Wednesday, June 24, 2009

British broadband deployment strategy stuck in the self limiting box of DSL

When it comes to ensuring universal broadband access for its citizens, the biggest challenge facing the Brits is thinking outside of box of DSL as this Telegraph story today illustrates.

The UK government is bumbling by setting the bar way too low (prescribing a minimum download speed of 2Mbs) and basing its broadband deployment strategy on DSL over copper, a technology intended to serve only as an interim solution from the 1990s and to the middle of the current decade until fiber optic to the premises is build out. It's a vastly underpowered and arguably obsolete technology that itself is responsible for the formation of gaping broadband "black spots" as they are called in Britian. That's because DSL signals attenuate and quickly fade not far from central telephone exchanges, meaning those just a few miles away are left without service.

Our friends across the Big Pond should consult with American broadband experts like Tim Nulty, who is working to bring fiber to the premises in that part of the U.S. known -- ironically -- as New England. Nulty served as director of a publicly owned broadband system serving the city of Burlington, Vermont and now runs ValleyFiber, a nonprofit organization focused on bringing municipal fiber to nearly two dozen Vermont towns.

Monday, June 22, 2009

The underlying conflict driving muni, coop fiber

The saga of the planned City of Monticello, Minnesota municipal fiber network clearly points up the fundamental conflict between privately run advanced telecommunications providers and municipal fiber projects such as Monticello, which as this story reports successfully withstood a lawsuit by TDS Telecommunications aimed at blocking the project.

Privately held providers are primarily accountable to their investors and shareholders. In the case of costly telecommunications infrastructure requiring extensive capital expenditures that can crimp investor returns over the short term, their interests are directly at odds with those of consumers and businesses desiring more and better value services necessitating those capital expenditures.

Given these starkly conflicting agendas, it's no wonder we're seeing alternative models of constructing advanced telecom infrastructure emerge such as muni and cooperative fiber projects that are accountable to their constituents and members. These alternative models will be particularly viable in areas where existing providers have built incomplete local access networks that leave numerous broadband coverage gaps -- which describes much of the United States.
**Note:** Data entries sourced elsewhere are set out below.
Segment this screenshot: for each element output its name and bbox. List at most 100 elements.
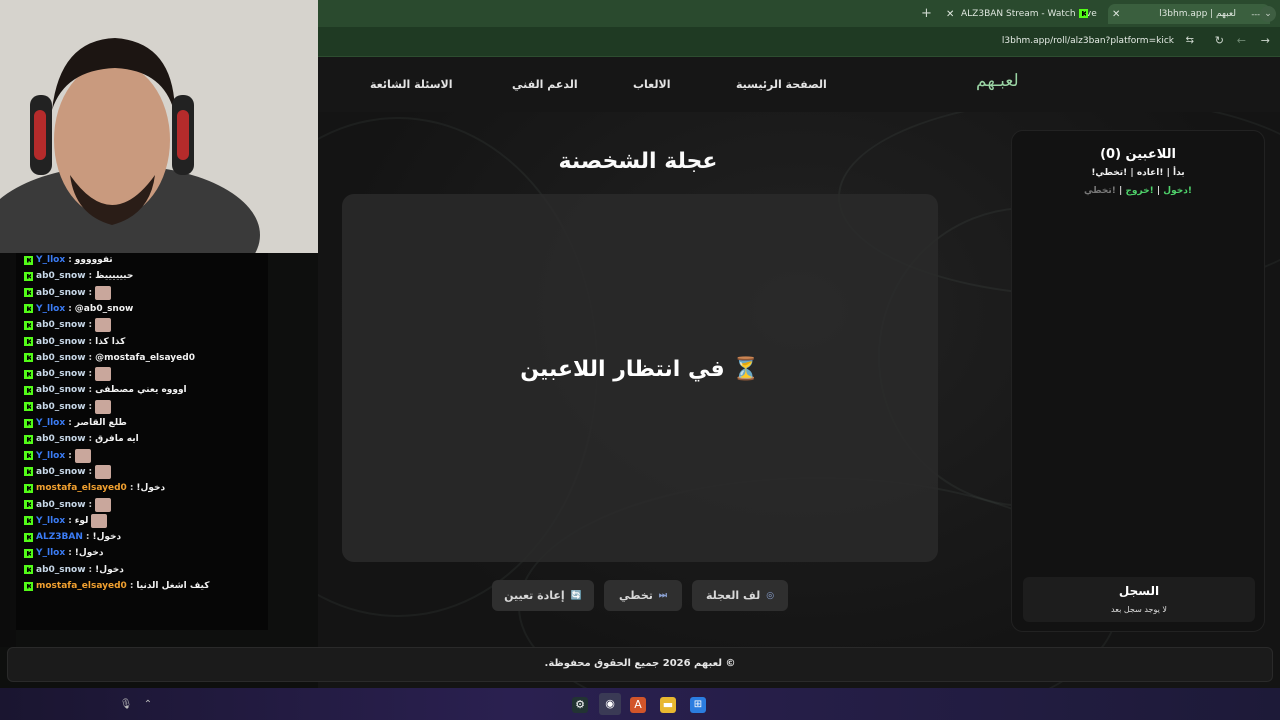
url-field[interactable]: l3bhm.app/roll/alz3ban?platform=kick — [1002, 36, 1174, 46]
chat-emote — [95, 497, 112, 512]
chat-username[interactable]: Y_llox — [36, 451, 65, 461]
spin-wheel-button[interactable]: لف العجلة ◎ — [692, 580, 788, 611]
chat-message: mostafa_elsayed0: كيف اشغل الدنيا — [24, 579, 209, 593]
chat-username[interactable]: ab0_snow — [36, 320, 86, 330]
chat-username[interactable]: Y_llox — [36, 304, 65, 314]
chat-username[interactable]: Y_llox — [36, 418, 65, 428]
chat-separator: : — [88, 434, 93, 445]
chat-message: Y_llox: طلع القاصر — [24, 416, 127, 430]
hourglass-icon: ⏳ — [732, 357, 760, 382]
webcam-overlay — [0, 0, 318, 253]
chat-message: ab0_snow: حبيييييظ — [24, 269, 133, 283]
kick-icon — [24, 516, 33, 526]
back-icon[interactable]: → — [1261, 34, 1270, 47]
log-empty-text: لا يوجد سجل بعد — [1111, 605, 1167, 614]
chat-emote — [95, 318, 112, 333]
chat-message: ab0_snow: — [24, 399, 112, 414]
chat-username[interactable]: Y_llox — [36, 255, 65, 265]
close-icon[interactable]: ✕ — [946, 9, 954, 20]
chat-text: طلع القاصر — [74, 418, 127, 428]
chat-separator: : — [88, 385, 93, 396]
site-logo[interactable]: لعبـهم — [976, 71, 1019, 91]
chat-username[interactable]: ab0_snow — [36, 369, 86, 379]
chat-username[interactable]: Y_llox — [36, 516, 65, 526]
log-title: السجل — [1118, 584, 1160, 598]
nav-games[interactable]: الالعاب — [633, 78, 671, 91]
nav-support[interactable]: الدعم الفني — [512, 78, 578, 91]
skip-icon: ⏭ — [658, 590, 667, 601]
chat-username[interactable]: ab0_snow — [36, 271, 86, 281]
chat-separator: : — [88, 499, 93, 510]
new-tab-icon[interactable]: + — [921, 6, 932, 21]
chat-username[interactable]: Y_llox — [36, 548, 65, 558]
kick-icon — [24, 418, 33, 428]
chat-emote — [95, 399, 112, 414]
kick-icon — [24, 483, 33, 493]
commands-line: !بدأ | !اعاده | !تخطي — [1091, 168, 1185, 178]
tab-favicon-icon: --- — [1251, 9, 1260, 19]
chat-username[interactable]: ALZ3BAN — [36, 532, 83, 542]
kick-icon — [24, 353, 33, 363]
chat-separator: : — [88, 401, 93, 412]
chat-separator: : — [88, 336, 93, 347]
chat-text: @mostafa_elsayed0 — [95, 352, 195, 363]
chat-text: @ab0_snow — [74, 303, 134, 314]
chat-username[interactable]: mostafa_elsayed0 — [36, 483, 127, 493]
join-commands: !دخول | !خروج | !تخطي — [1084, 186, 1192, 196]
tab-stream[interactable]: ✕ ALZ3BAN Stream - Watch Live — [946, 4, 1098, 24]
chat-message: Y_llox: لوء — [24, 513, 108, 528]
chat-message: ab0_snow: @mostafa_elsayed0 — [24, 351, 195, 365]
nav-home[interactable]: الصفحة الرئيسية — [736, 78, 827, 91]
kick-icon — [24, 565, 33, 575]
chat-message: Y_llox: — [24, 448, 91, 463]
site-page: لعبـهم الصفحة الرئيسية الالعاب الدعم الف… — [318, 57, 1280, 690]
chat-message: Y_llox: تفووووو — [24, 253, 113, 267]
close-icon[interactable]: ✕ — [1112, 9, 1120, 20]
site-navbar: لعبـهم الصفحة الرئيسية الالعاب الدعم الف… — [318, 57, 1280, 112]
chat-message: ab0_snow: — [24, 367, 112, 382]
app-icon[interactable]: A — [630, 697, 646, 713]
chat-emote — [91, 513, 108, 528]
kick-icon — [1079, 9, 1088, 18]
reload-icon[interactable]: ↻ — [1215, 34, 1224, 47]
file-explorer-icon[interactable]: ▬ — [660, 697, 676, 713]
kick-icon — [24, 451, 33, 461]
chat-emote — [95, 367, 112, 382]
chat-username[interactable]: mostafa_elsayed0 — [36, 581, 127, 591]
reset-button[interactable]: إعادة تعيين 🔄 — [492, 580, 594, 611]
chat-message: ab0_snow: اوووه يعني مصطفى — [24, 383, 187, 397]
chat-username[interactable]: ab0_snow — [36, 353, 86, 363]
chat-username[interactable]: ab0_snow — [36, 434, 86, 444]
tab-l3bhm[interactable]: ✕ l3bhm.app | لعبهم --- — [1108, 4, 1270, 24]
chat-emote — [95, 464, 112, 479]
stream-chat: Y_llox: تفووووو ab0_snow: حبيييييظ ab0_snow:… — [16, 253, 268, 630]
chat-username[interactable]: ab0_snow — [36, 288, 86, 298]
mic-icon[interactable]: 🎙 — [118, 697, 134, 713]
chat-separator: : — [68, 255, 72, 265]
chrome-icon[interactable]: ◉ — [599, 693, 621, 715]
tab-title: ALZ3BAN Stream - Watch Live — [961, 9, 1097, 19]
copyright-text: © لعبهم 2026 جميع الحقوق محفوظة. — [544, 658, 736, 669]
start-icon[interactable]: ⊞ — [690, 697, 706, 713]
chat-message: ALZ3BAN: !دخول — [24, 530, 121, 544]
site-settings-icon[interactable]: ⇆ — [1186, 35, 1194, 46]
chat-username[interactable]: ab0_snow — [36, 467, 86, 477]
chat-text: !دخول — [92, 532, 122, 543]
nav-faq[interactable]: الاسئلة الشائعة — [370, 78, 453, 91]
chat-username[interactable]: ab0_snow — [36, 402, 86, 412]
chat-text: !دخول — [74, 548, 104, 559]
kick-icon — [24, 548, 33, 558]
tab-list-icon[interactable]: ⌄ — [1260, 6, 1276, 22]
skip-button[interactable]: تخطي ⏭ — [604, 580, 682, 611]
chat-username[interactable]: ab0_snow — [36, 565, 86, 575]
chat-username[interactable]: ab0_snow — [36, 385, 86, 395]
overlay-background — [0, 253, 16, 647]
chat-text: لوء — [74, 515, 89, 526]
steam-icon[interactable]: ⚙ — [572, 697, 588, 713]
kick-icon — [24, 532, 33, 542]
chat-username[interactable]: ab0_snow — [36, 337, 86, 347]
chevron-up-icon[interactable]: ⌃ — [140, 697, 156, 713]
chat-username[interactable]: ab0_snow — [36, 500, 86, 510]
waiting-text: في انتظار اللاعبين — [520, 357, 725, 382]
reset-icon: 🔄 — [570, 590, 582, 601]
Thanks to Ron Britvich for the link to the story.

What it's like inside a real rural broadband black hole

When it comes to the shortcomings of U.S. broadband infrastructure, mainstream media tend to paint with too broad a brush by describing the issue in stark urban and rural terms as if American settlement patterns were still like those of the 1930s and 1940s.

They also inaccurately reinforce stereotypes that people in urban areas have access to broadband while those in rural areas often don't. Wrong. There are plenty of folks in the semi-rural America, the exurbs, suburbs and even some in Silicon Valley who lack wireline advanced telecommunications services due to incomplete infrastructure buildout over the last mile.

The difference is in rural areas, the broadband black holes tend to cover far larger geographical areas. Here's an excerpt from an article in USA Today that describes what it's like inside one of those truly rural broadband black holes:

"A lot of people think rural America is where the road narrows from four lanes to two lanes," says Cubley, who grew up on a farm in East Texas. "Rural America is where you drive off the gravel road to get to the farm house; it's where you have to get in a car and drive to visit your neighbors," he says. "Millions of people live that way. And they need broadband just like everybody else."